Paul is rankled by the injustices of the world, and resolves to expose them as the newest contributor to the San Juan Star, a perfunctory publication wearily edited by the soulless Lotterman (Richard Jenkins). A corporate lackey in a cheap toupee, Lotterman has no time for Paul’s populist sympathies – tourists don’t flee the mainland for wordy indictments of the American Dream, he reasons. They come to drink the rum, soak up the sun and read puff pieces about lottery winners.
When he’s not giving himself over to the island’s most irresistible temptations – the cocktails, and the beautiful blonde Chenault (Amber Heard) he lusts after but never really pursues – Paul doesn’t write very much. His misadventures are the stuff of legend, though. How else to explain a frenetic odyssey that lands him and his debauched sidekick Sala (Michael Rispoli) in jail, charged with setting a cop on fire?
This being a tropical paradise where the locals take keen pleasure in torturing rowdy interlopers, there’s no get-out-of-jail-free card at their disposal. Rather, they must rely on the charity of “freelance P.R. consultant” Sanderson (Aaron Eckhart), a manipulative puppet-master attempting to turn some of the region’s most beautiful scenery, still unmolested by greedy developers, into a chain of beachside resorts.

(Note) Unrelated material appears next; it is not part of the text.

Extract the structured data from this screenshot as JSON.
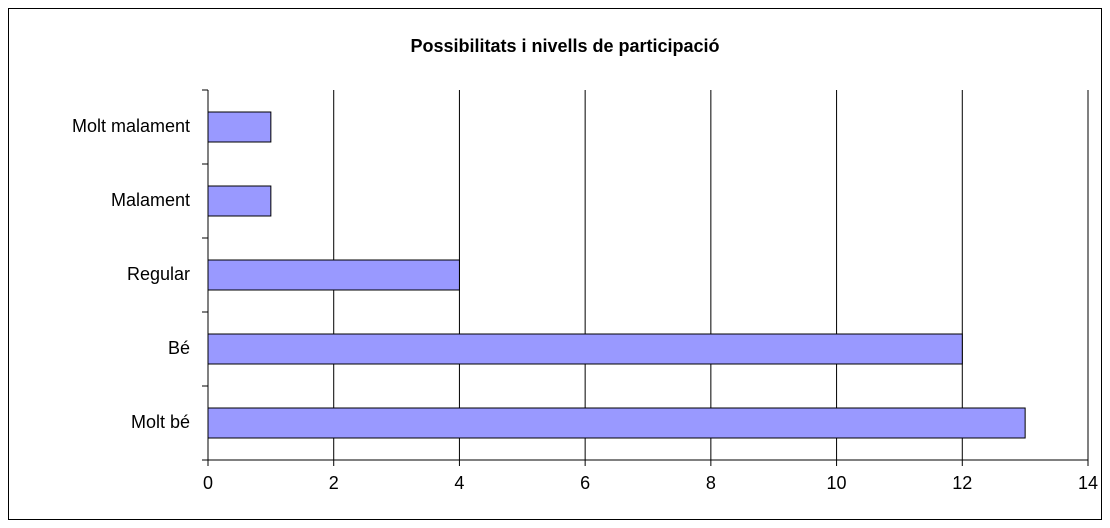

It’s just the sort of thing that turns Paul’s stomach, but he accepts Sanderson’s help – with strings attached – because the money is good and he’s got bar bills to consider. That doesn’t make Paul a patsy. Rather than using his media pedestal to get the public behind the development, he uses whatever insider dirt he gleans to expose Sanderson and his partners for the bastards they are.
Along the way, Paul enjoys frustratingly brief flirtations with Chenault, who happens to be Sanderson’s trophy girlfriend, and the cockfights favored by local gamblers, Sala included. But to what end? Will Paul show up Lotterman by restoring some semblance of integrity to the Star? Will he sabotage Sanderson’s get-rich-quick scheme? Will the fighting roosters pave his and Sala’s road to minor riches?

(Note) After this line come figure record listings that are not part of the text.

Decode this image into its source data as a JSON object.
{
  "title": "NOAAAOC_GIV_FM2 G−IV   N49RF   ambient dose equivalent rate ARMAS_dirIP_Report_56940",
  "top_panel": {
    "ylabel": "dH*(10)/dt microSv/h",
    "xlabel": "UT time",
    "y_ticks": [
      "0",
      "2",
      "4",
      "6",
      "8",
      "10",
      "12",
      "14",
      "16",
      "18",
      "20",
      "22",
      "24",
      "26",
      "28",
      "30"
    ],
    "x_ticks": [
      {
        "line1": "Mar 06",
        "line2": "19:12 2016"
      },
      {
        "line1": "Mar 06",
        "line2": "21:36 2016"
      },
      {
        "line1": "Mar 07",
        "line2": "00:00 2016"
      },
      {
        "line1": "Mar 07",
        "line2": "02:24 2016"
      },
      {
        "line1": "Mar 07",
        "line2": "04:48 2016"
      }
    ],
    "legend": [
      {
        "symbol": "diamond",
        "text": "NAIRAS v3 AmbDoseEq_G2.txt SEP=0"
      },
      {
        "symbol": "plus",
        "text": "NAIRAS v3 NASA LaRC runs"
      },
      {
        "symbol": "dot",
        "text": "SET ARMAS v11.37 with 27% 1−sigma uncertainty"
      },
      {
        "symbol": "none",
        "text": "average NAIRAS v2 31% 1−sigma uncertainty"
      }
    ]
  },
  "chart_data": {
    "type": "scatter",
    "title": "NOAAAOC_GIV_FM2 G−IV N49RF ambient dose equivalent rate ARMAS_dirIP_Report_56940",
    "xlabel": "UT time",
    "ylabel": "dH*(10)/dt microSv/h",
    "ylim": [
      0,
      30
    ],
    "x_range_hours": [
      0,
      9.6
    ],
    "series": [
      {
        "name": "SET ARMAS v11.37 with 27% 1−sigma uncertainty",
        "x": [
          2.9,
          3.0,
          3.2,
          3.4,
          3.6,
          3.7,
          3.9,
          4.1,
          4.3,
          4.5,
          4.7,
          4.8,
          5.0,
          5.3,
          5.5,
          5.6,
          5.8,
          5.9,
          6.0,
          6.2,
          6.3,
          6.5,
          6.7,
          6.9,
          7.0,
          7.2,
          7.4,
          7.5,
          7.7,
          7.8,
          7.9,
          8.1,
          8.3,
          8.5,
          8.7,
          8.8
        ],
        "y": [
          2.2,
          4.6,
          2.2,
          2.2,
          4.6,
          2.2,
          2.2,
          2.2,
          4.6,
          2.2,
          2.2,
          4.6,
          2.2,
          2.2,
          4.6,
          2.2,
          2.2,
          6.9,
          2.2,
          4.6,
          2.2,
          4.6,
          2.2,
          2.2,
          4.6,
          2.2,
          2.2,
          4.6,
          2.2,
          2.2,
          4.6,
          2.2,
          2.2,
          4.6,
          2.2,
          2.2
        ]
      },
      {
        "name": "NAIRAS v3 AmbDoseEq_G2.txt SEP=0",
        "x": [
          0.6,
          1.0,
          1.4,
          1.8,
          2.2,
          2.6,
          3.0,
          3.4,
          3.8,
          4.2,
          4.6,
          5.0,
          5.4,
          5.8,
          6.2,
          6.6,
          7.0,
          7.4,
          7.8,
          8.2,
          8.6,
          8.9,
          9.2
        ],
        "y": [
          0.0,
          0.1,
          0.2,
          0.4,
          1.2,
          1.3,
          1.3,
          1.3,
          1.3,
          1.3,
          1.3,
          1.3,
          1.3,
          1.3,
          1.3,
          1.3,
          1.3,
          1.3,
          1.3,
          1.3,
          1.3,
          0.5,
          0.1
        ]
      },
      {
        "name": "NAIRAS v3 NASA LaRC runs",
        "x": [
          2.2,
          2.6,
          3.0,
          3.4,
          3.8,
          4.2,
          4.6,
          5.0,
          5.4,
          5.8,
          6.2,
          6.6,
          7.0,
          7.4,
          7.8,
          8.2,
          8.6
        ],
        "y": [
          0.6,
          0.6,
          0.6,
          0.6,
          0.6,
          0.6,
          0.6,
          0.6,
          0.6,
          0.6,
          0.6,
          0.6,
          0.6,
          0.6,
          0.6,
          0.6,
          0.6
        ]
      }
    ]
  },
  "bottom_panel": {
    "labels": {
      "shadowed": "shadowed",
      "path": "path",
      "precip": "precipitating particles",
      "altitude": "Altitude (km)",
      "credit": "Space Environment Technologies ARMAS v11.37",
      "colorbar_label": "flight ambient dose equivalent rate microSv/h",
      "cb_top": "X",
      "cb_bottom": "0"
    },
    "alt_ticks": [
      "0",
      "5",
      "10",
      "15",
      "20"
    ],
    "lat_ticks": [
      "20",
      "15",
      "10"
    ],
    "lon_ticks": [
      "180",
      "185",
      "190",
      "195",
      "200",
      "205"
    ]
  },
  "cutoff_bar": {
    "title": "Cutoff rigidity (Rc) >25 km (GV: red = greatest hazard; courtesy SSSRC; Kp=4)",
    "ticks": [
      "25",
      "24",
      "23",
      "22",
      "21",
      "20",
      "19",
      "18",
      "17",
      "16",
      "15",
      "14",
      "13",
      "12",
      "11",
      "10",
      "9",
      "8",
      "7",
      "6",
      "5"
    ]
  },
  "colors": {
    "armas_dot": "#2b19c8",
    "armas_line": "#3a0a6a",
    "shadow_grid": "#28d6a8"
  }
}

None of the above. Paul gets the girl, or so we’re told in the movie’s epilogue, but even that victory, however significant, is left off-screen. If Seinfeld was hailed as an aimless, ongoing narrative about nothing in particular, Diary is its cinematic cousin. It succeeds in creating a mood, through a series of fitfully funny episodes that unfold at their own languid pace, and doesn’t aspire to much more.
Like another intoxicating tale of excess Robinson wrote and directed, 1987’s Withnail & I, it treats us to the outrageous highs and humiliating lows of a booze-addled journey to self-discovery. The movie, perhaps, is an apt metaphor for alcohol itself, providing a fleeting rush, and an almost hallucinatory diversion, but nothing that lasts until morning.
That sounds like faint praise, I’m sure, but give Robinson and Depp credit: they spare us the aftertaste and the hangover.